Anxiety in Young Children: What Parents Can Look for and How They Can Help

My daughter has been at her preschool for over three months and still cries at drop off. Is this normal or should I be concerned?

My four-year-old son used to sleep through the night, but all of a sudden he is scared of the dark and cannot sleep alone. What can I do?

These questions and similar concerns related to child anxiety are very common. Feeling anxious is a normal part of a child’s emotional development, and most children bounce back easily from stressful experiences. Normative forms of anxiety begin as early as six months of age, when some infants develop a fear of strangers (1). At some point during their second year of life, many children develop separation anxiety, which can make drop off at daycare particularly stressful.
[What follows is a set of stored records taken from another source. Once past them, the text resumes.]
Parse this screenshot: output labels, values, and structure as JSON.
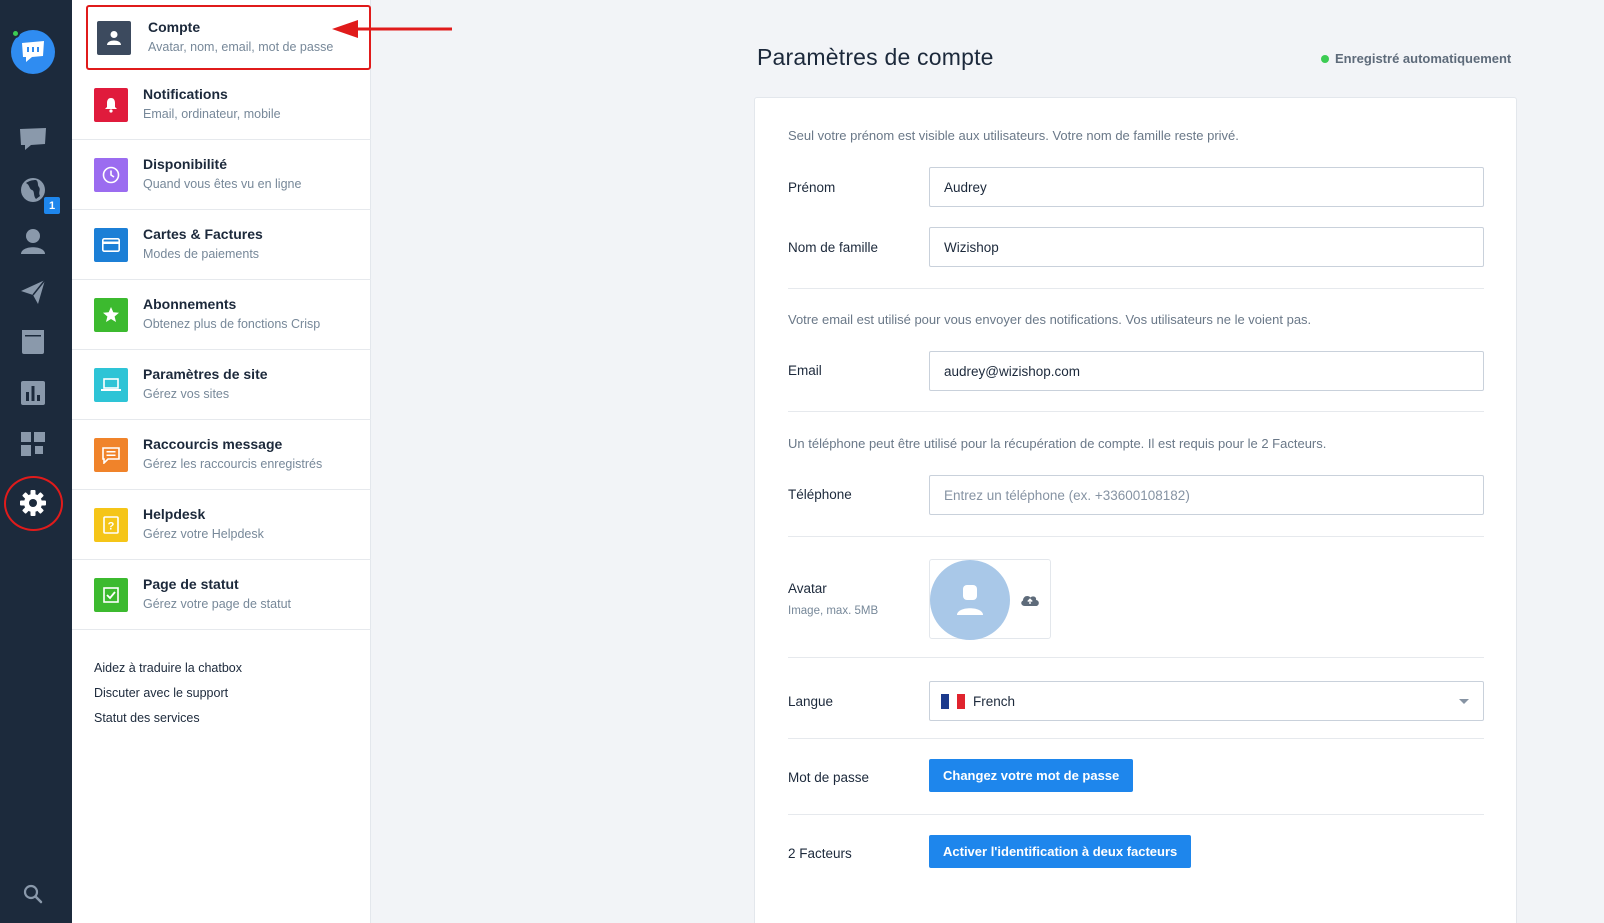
{
  "rail": {
    "badge_count": "1",
    "icons": [
      "chat-logo-icon",
      "conversations-icon",
      "visitors-globe-icon",
      "contacts-icon",
      "campaigns-icon",
      "helpdesk-icon",
      "analytics-icon",
      "plugins-icon",
      "settings-gear-icon",
      "search-icon"
    ]
  },
  "menu": {
    "active": {
      "title": "Compte",
      "subtitle": "Avatar, nom, email, mot de passe",
      "color": "#3c4a5e",
      "icon": "user-icon"
    },
    "items": [
      {
        "title": "Notifications",
        "subtitle": "Email, ordinateur, mobile",
        "color": "#e01b3c",
        "icon": "bell-icon"
      },
      {
        "title": "Disponibilité",
        "subtitle": "Quand vous êtes vu en ligne",
        "color": "#9b6cf0",
        "icon": "clock-icon"
      },
      {
        "title": "Cartes & Factures",
        "subtitle": "Modes de paiements",
        "color": "#1c7fd6",
        "icon": "credit-card-icon"
      },
      {
        "title": "Abonnements",
        "subtitle": "Obtenez plus de fonctions Crisp",
        "color": "#3cba2f",
        "icon": "star-icon"
      },
      {
        "title": "Paramètres de site",
        "subtitle": "Gérez vos sites",
        "color": "#2ec4d6",
        "icon": "laptop-icon"
      },
      {
        "title": "Raccourcis message",
        "subtitle": "Gérez les raccourcis enregistrés",
        "color": "#f0832a",
        "icon": "message-shortcut-icon"
      },
      {
        "title": "Helpdesk",
        "subtitle": "Gérez votre Helpdesk",
        "color": "#f5c518",
        "icon": "help-icon"
      },
      {
        "title": "Page de statut",
        "subtitle": "Gérez votre page de statut",
        "color": "#3cba2f",
        "icon": "check-icon"
      }
    ],
    "links": [
      "Aidez à traduire la chatbox",
      "Discuter avec le support",
      "Statut des services"
    ]
  },
  "main": {
    "title": "Paramètres de compte",
    "saved_status": "Enregistré automatiquement",
    "name_note": "Seul votre prénom est visible aux utilisateurs. Votre nom de famille reste privé.",
    "first_name_label": "Prénom",
    "first_name_value": "Audrey",
    "last_name_label": "Nom de famille",
    "last_name_value": "Wizishop",
    "email_note": "Votre email est utilisé pour vous envoyer des notifications. Vos utilisateurs ne le voient pas.",
    "email_label": "Email",
    "email_value": "audrey@wizishop.com",
    "phone_note": "Un téléphone peut être utilisé pour la récupération de compte. Il est requis pour le 2 Facteurs.",
    "phone_label": "Téléphone",
    "phone_placeholder": "Entrez un téléphone (ex. +33600108182)",
    "avatar_label": "Avatar",
    "avatar_sub": "Image, max. 5MB",
    "language_label": "Langue",
    "language_value": "French",
    "password_label": "Mot de passe",
    "password_button": "Changez votre mot de passe",
    "twofa_label": "2 Facteurs",
    "twofa_button": "Activer l'identification à deux facteurs"
  },
  "colors": {
    "accent": "#1e86ec",
    "rail_bg": "#1c2a3c",
    "annotation": "#e01b1b",
    "online": "#3ccc53"
  }
}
It is common for children to be anxious when placed in an unfamiliar environment with unfamiliar people. The feeling of anxiety in this situation is not only developmentally appropriate; it is actually evolutionarily adaptive (2).

Anxiety is adaptive

Anxiety serves as a protective human response that warns us of potentially dangerous situations. When sights, smells, or noises indicate danger, the emotional processing center of our brain reacts. If this center of our brain interprets the signals as dangerous, the brain sends warning messages to the rest of our body. Our body reacts by entering the “fight or flight” mode, preparing to either attack the threat (“fight”), or escape the situation (“flight”). Adrenaline and other stress hormones are released into the blood stream, raising our heart rate and blood pressure. Breathing rate increases as well, preparing us for an increased need for oxygen. Blood flow to the extremities (hands, fingers, toes) decreases, directing the blood to the large muscles of legs and arms and to organs directly involved in the fighting or fleeing (heart and lungs). Once the situation is no longer perceived to be dangerous, our body stops activating these responses and returns to its previous state of functioning (3). Without the fight or flight response, our ability to understand our surroundings and protect ourselves would be greatly diminished (2).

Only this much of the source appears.